I have uploaded plans for a rotary steam regulator that I constructed for my D10 powered steam tug. The regulator is designed for RC servo control.

Cheers,

Adrian 







View attachment Regulator Drawings - Imperial Ver 2.pdf


----------



## Blogwitch (Aug 9, 2010)

Adrian,

Very nice indeed, thank you.

I do like the little 'nick' idea, I had seen it on rubber faced control units, but never thought to use it like you have. Brilliant!


Bogs


----------



## tel (Aug 9, 2010)

Thanks Adrian, I've squirreled that one away for when my boat project gets up and running.


----------



## xo18thfa (Aug 10, 2010)

Thanks Adrian.
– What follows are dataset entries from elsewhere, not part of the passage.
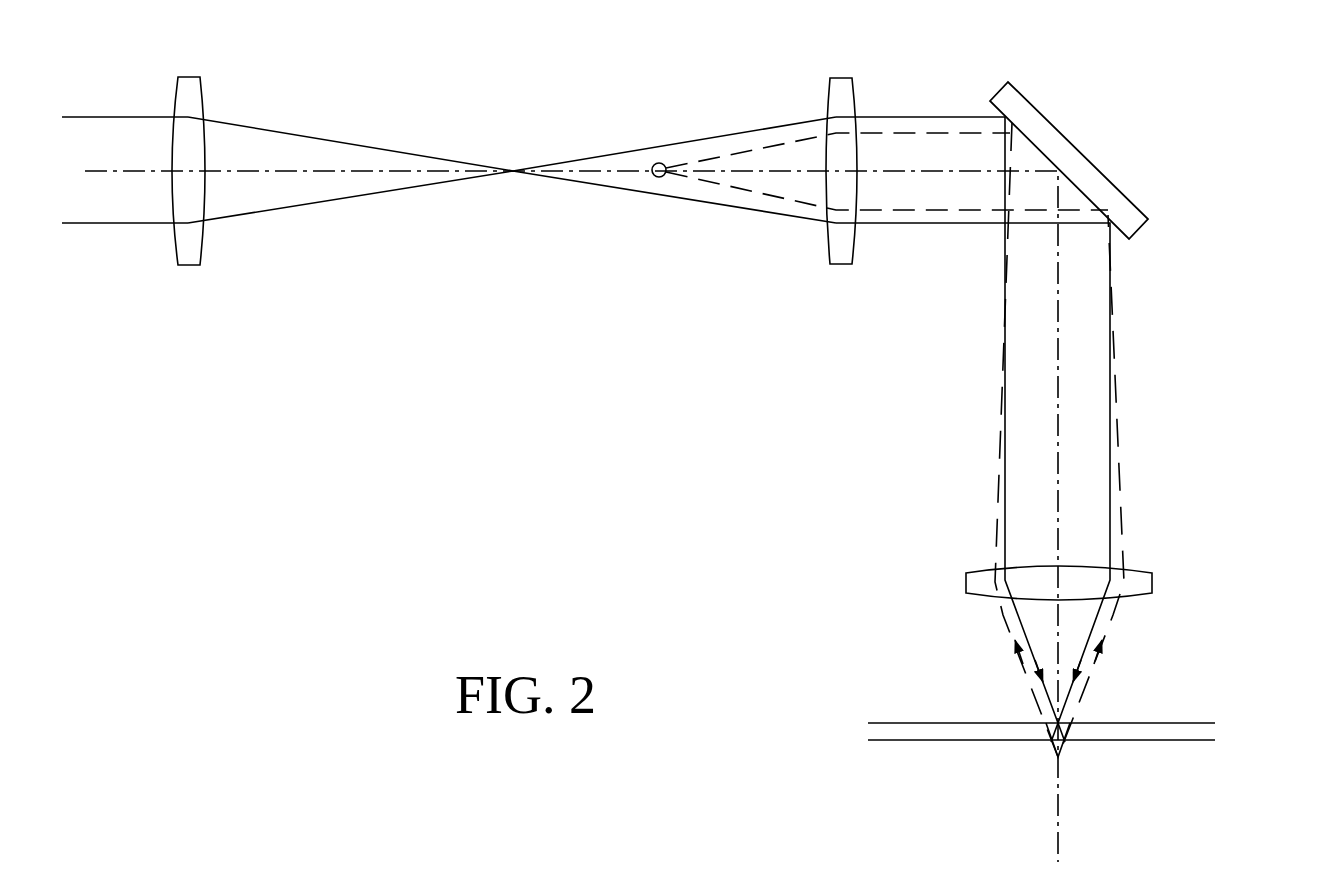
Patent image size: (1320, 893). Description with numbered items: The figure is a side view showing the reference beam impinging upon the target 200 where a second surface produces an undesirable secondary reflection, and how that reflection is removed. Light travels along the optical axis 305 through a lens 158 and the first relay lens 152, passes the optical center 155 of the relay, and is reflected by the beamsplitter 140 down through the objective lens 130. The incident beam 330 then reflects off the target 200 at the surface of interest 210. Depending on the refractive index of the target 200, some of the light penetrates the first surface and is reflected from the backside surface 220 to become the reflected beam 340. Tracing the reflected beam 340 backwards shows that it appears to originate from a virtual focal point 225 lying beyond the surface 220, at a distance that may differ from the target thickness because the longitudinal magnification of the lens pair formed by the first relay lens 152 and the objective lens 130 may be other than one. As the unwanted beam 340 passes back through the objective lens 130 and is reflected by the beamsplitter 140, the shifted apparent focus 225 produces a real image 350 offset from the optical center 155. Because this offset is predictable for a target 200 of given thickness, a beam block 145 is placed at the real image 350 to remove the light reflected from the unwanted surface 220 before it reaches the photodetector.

The objective lens 130 is at (1152, 581).
The beamsplitter 140 is at (1098, 170).
The beam block 145 is at (652, 155).
The first relay lens 152 is at (840, 77).
The optical center 155 is at (513, 170).
The lens 158 is at (189, 77).
The target 200 is at (1232, 732).
The target surface 210 is at (1160, 722).
The surface 220 is at (1160, 741).
The virtual focal point 225 is at (1058, 757).
The optical axis 305 is at (117, 172).
The incident beam 330 is at (1016, 619).
The reflected beam 340 is at (1095, 659).
The real image 350 is at (667, 172).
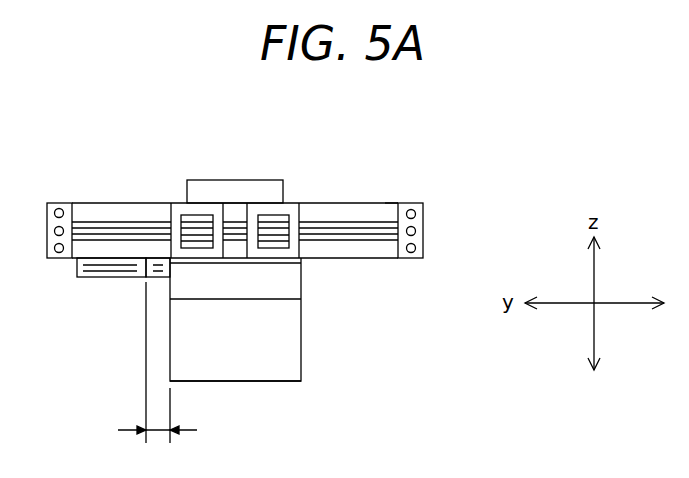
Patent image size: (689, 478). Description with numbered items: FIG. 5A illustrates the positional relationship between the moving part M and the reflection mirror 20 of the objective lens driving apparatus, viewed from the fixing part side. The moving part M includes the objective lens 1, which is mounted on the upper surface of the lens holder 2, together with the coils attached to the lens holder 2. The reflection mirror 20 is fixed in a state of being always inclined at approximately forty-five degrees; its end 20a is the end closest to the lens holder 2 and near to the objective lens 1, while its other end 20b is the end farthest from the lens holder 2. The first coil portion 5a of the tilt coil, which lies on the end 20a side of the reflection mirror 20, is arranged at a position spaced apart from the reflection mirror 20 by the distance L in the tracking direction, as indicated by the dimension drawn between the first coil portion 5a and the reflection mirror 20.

The objective lens 1 is at (232, 180).
The lens holder 2 is at (350, 203).
The moving part M is at (385, 203).
The first coil portion 5a is at (109, 277).
The reflection mirror 20 is at (280, 336).
The end of the reflection mirror 20a is at (262, 265).
The end of the reflection mirror 20b is at (262, 381).
The distance L is at (157, 376).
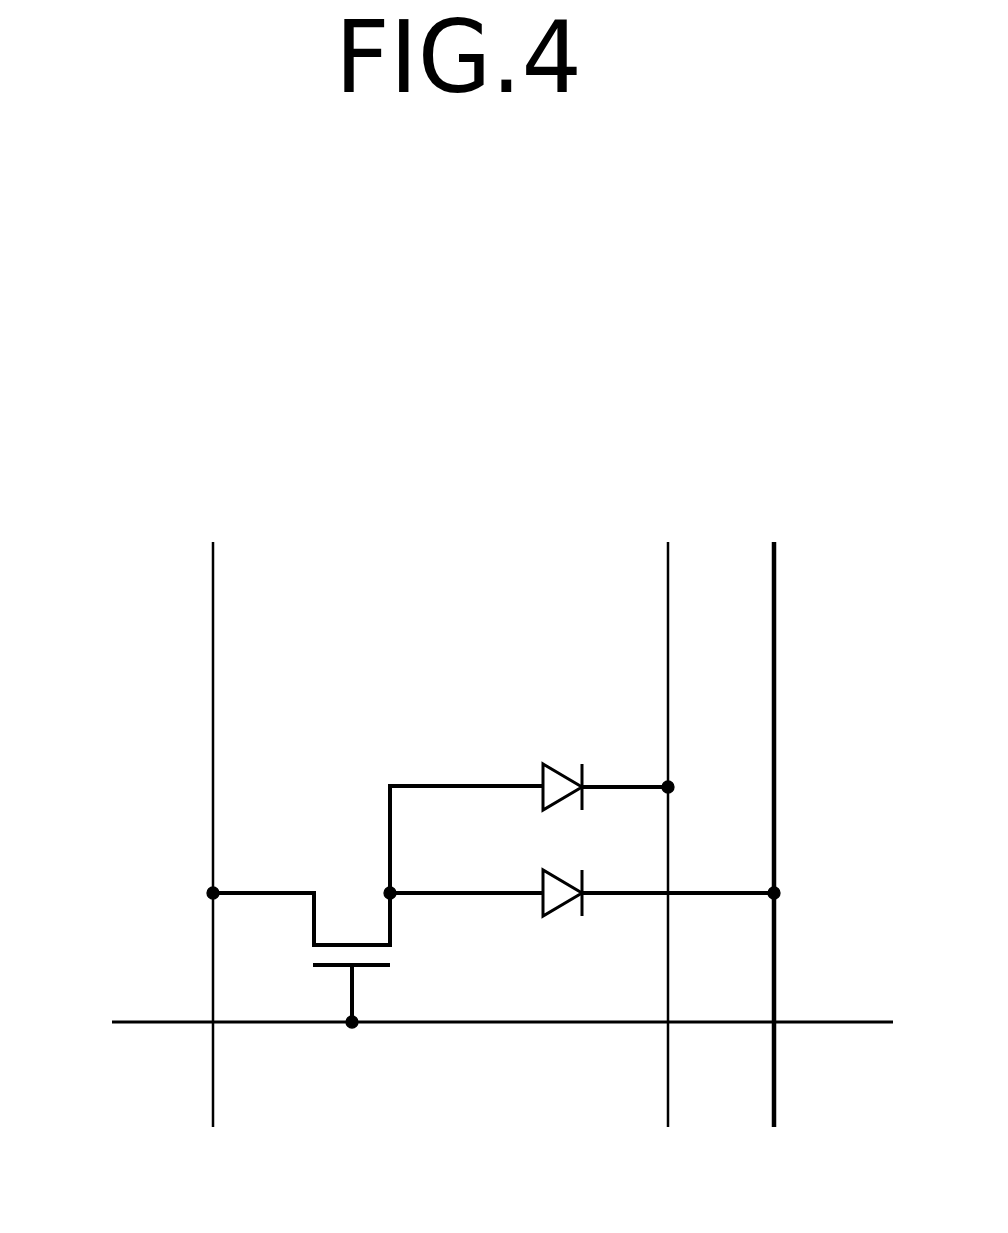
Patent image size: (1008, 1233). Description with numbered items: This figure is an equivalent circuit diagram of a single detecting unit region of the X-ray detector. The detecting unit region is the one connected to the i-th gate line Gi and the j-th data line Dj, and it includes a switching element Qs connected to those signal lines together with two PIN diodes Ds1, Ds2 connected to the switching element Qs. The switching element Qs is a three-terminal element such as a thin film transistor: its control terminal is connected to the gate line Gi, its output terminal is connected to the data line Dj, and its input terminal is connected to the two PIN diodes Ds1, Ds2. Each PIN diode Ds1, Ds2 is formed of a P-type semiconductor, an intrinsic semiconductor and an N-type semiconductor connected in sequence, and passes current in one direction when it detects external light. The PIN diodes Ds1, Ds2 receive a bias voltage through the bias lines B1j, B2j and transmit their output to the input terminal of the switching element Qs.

The data line Dj is at (210, 795).
The bias line B1j is at (673, 795).
The bias line B2j is at (780, 795).
The gate line Gi is at (472, 1022).
The switching element Qs is at (375, 907).
The PIN diode Ds1 is at (603, 749).
The PIN diode Ds2 is at (656, 929).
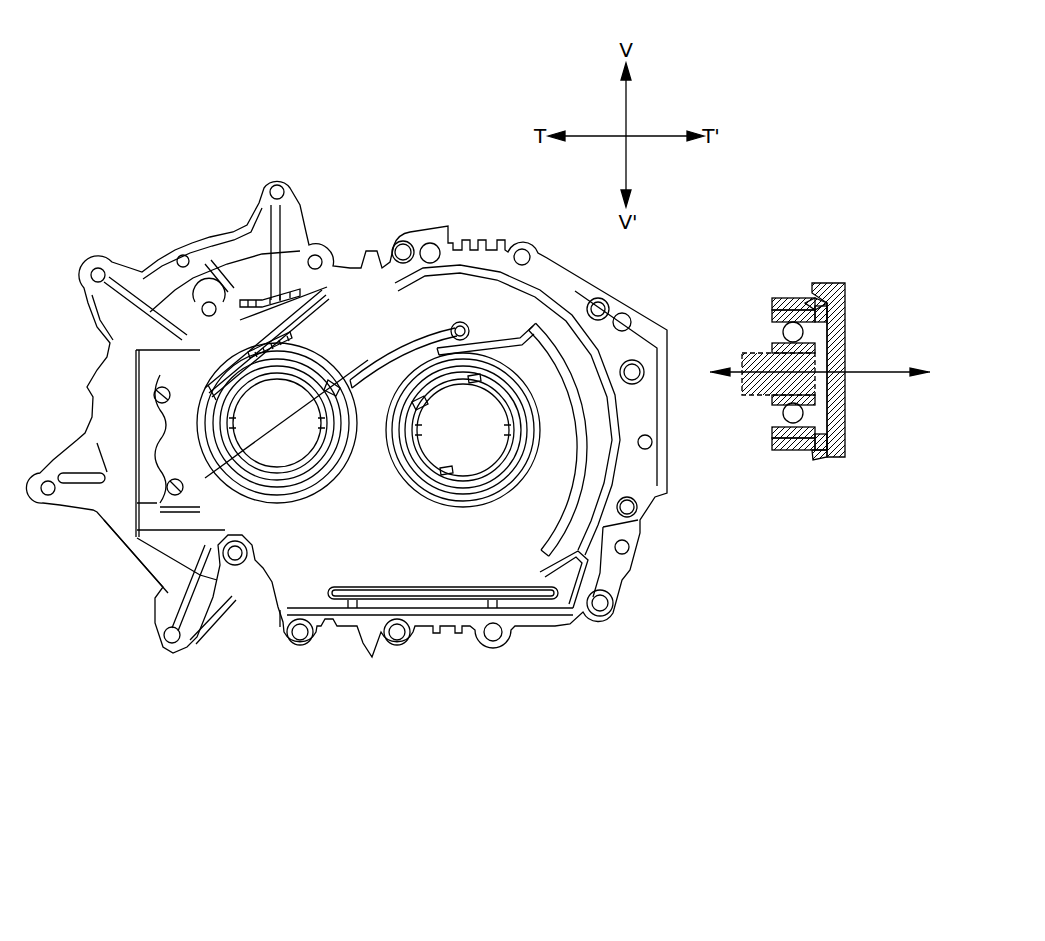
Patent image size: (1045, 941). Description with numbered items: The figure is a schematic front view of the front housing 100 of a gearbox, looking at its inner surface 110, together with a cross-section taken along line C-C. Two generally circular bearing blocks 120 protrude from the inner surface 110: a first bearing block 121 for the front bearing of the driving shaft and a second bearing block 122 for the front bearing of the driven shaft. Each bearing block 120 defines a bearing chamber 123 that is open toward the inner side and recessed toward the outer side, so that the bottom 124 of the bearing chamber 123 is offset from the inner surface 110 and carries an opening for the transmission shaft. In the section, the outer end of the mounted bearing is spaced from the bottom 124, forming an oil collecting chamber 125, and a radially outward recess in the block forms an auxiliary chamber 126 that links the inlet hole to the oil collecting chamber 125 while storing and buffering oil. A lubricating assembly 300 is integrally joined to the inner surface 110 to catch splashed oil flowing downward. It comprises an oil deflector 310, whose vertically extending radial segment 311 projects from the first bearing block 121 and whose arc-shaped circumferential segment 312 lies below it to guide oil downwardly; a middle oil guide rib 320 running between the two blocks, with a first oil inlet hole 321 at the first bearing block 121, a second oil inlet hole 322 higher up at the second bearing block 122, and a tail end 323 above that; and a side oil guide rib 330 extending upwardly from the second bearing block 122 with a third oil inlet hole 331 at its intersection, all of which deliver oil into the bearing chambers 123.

The front housing 100 is at (222, 198).
The inner surface 110 is at (530, 309).
The bearing block 120 is at (425, 488).
The first bearing block 121 is at (290, 470).
The second bearing block 122 is at (502, 482).
The bearing chamber 123 is at (410, 445).
The bottom of the bearing chamber 124 is at (295, 480).
The oil collecting chamber 125 is at (845, 322).
The auxiliary chamber 126 is at (290, 385).
The lubricating assembly 300 is at (493, 292).
The oil deflector 310 is at (310, 348).
The radial segment 311 is at (262, 309).
The circumferential segment 312 is at (283, 362).
The middle oil guide rib 320 is at (432, 352).
The first oil inlet hole 321 is at (340, 392).
The second oil inlet hole 322 is at (470, 385).
The tail end 323 is at (453, 325).
The side oil guide rib 330 is at (512, 333).
The third oil inlet hole 331 is at (495, 345).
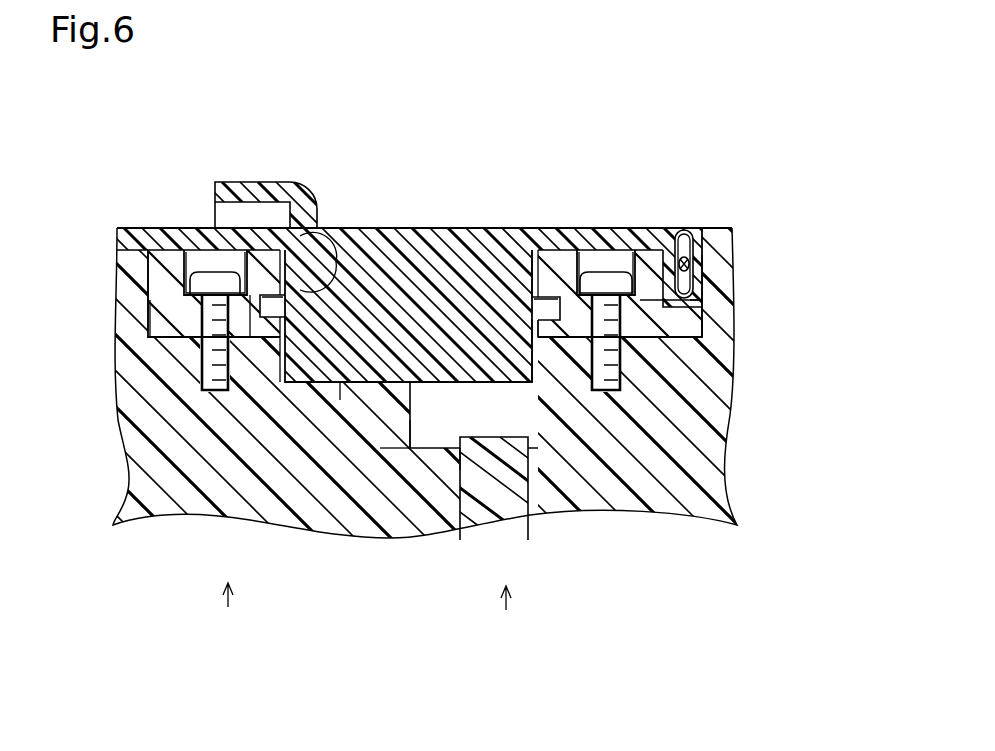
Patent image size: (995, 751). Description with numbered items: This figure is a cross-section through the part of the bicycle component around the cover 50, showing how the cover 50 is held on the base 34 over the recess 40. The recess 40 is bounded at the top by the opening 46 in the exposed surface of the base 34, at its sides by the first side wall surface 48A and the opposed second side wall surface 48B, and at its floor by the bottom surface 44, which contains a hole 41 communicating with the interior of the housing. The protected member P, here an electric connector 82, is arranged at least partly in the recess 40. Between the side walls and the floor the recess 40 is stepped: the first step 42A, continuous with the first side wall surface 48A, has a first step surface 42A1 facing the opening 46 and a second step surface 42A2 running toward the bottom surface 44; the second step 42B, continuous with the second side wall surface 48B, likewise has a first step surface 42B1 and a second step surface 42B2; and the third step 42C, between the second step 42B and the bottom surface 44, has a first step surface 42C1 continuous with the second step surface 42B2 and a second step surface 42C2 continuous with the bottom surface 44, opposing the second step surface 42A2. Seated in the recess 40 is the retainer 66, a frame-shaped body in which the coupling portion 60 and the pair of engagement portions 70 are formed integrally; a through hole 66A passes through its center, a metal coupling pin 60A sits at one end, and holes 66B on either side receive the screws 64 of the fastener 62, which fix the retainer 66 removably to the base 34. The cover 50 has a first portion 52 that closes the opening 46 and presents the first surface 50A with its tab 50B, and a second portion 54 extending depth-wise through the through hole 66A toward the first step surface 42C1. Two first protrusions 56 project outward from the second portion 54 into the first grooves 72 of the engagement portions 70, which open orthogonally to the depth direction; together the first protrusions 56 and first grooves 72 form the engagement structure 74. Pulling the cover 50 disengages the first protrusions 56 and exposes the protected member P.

The base 34 is at (120, 398).
The recess 40 is at (402, 452).
The hole 41 is at (462, 472).
The first step 42A is at (620, 389).
The first step surface 42A1 is at (700, 345).
The second step surface 42A2 is at (541, 340).
The second step 42B is at (198, 430).
The first step surface 42B1 is at (156, 345).
The second step surface 42B2 is at (268, 345).
The third step 42C is at (376, 400).
The first step surface 42C1 is at (352, 440).
The second step surface 42C2 is at (426, 455).
The bottom surface 44 is at (440, 447).
The opening 46 is at (690, 232).
The first side wall surface 48A is at (703, 292).
The second side wall surface 48B is at (148, 268).
The cover 50 is at (446, 272).
The first surface 50A is at (392, 228).
The tab 50B is at (226, 182).
The first portion 52 is at (465, 236).
The second portion 54 is at (478, 382).
The first protrusions 56 is at (282, 250).
The coupling portion 60 is at (719, 253).
The coupling pin 60A is at (700, 258).
The fastener 62 is at (226, 609).
The screws 64 is at (226, 392).
The retainer 66 is at (680, 340).
The through hole 66A is at (334, 266).
The holes 66B is at (186, 265).
The engagement portions 70 is at (245, 345).
The first groove 72 is at (283, 345).
The engagement structure 74 is at (284, 345).
The electric connector 82 is at (497, 498).
The protected member P is at (506, 610).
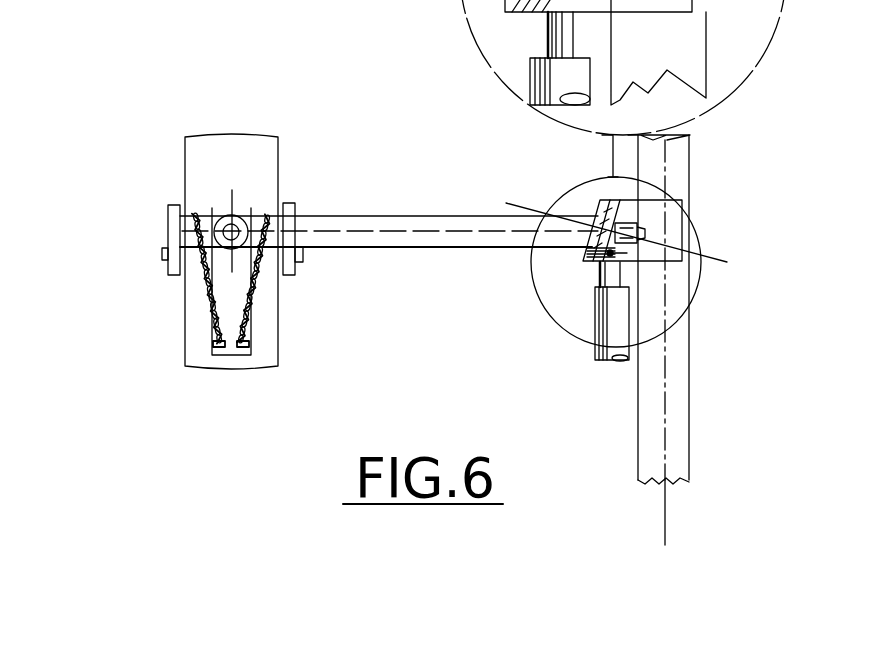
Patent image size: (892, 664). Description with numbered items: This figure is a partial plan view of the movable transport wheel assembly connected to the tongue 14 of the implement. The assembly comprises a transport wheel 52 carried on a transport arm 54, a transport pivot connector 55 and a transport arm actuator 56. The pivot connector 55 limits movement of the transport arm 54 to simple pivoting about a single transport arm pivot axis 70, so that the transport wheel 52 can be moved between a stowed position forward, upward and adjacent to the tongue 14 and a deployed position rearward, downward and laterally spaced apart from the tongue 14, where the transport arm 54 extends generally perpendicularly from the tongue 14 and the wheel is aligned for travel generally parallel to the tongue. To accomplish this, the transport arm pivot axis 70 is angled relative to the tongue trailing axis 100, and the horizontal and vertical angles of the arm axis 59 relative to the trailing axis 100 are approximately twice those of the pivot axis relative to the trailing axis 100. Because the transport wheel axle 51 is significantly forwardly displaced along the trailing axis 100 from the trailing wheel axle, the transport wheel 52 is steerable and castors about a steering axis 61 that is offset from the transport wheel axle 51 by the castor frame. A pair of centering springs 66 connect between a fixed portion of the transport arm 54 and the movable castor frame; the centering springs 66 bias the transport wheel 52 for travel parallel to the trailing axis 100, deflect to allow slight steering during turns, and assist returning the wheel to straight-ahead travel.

The tongue 14 is at (706, 35).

A nice design and it look cool too.


----------



## mcr (Aug 10, 2010)

Many thanks I have just finished my steam control valve and thought I could improve on it these plans are the answer thanks again.
Mark


----------



## mcr (Aug 11, 2010)

Could anybody explain how the valve remains seated to the intake?


----------



## around (Aug 11, 2010)

MCR,

Pressure inside the regulator body keeps the valve firmly seated whenever it is covering all (or any) of the outlet port. The valve "floats" on the drive shaft to ensure that this sealing can take place. Lapping to valve to the body ensures that the seal does not leak. I run the valve at 60 psi and it seals nicely on both air and steam.

Cheers,

Adrian


----------



## mcr (Aug 11, 2010)

Silly me got it now the intake and out put tubes wrong way around in my head !


----------



## around (Aug 11, 2010)

The regulator was designed to fit onto the D10 steam manifold with a displacement lubricator. The space restrictions in the hull of the model meant that the regulator sits below the manifold with the displacement regulator plugged into the normal manifold input port. Hence, the output is at the top.

Cheers,

Adrian


----------



## mcr (Aug 14, 2010)

Still needs a little lapping I think but many thanks for the design and your help Adrian
[ame]http://www.youtube.com/watch?v=RNSuMjkFRzM[/ame]
Mark


----------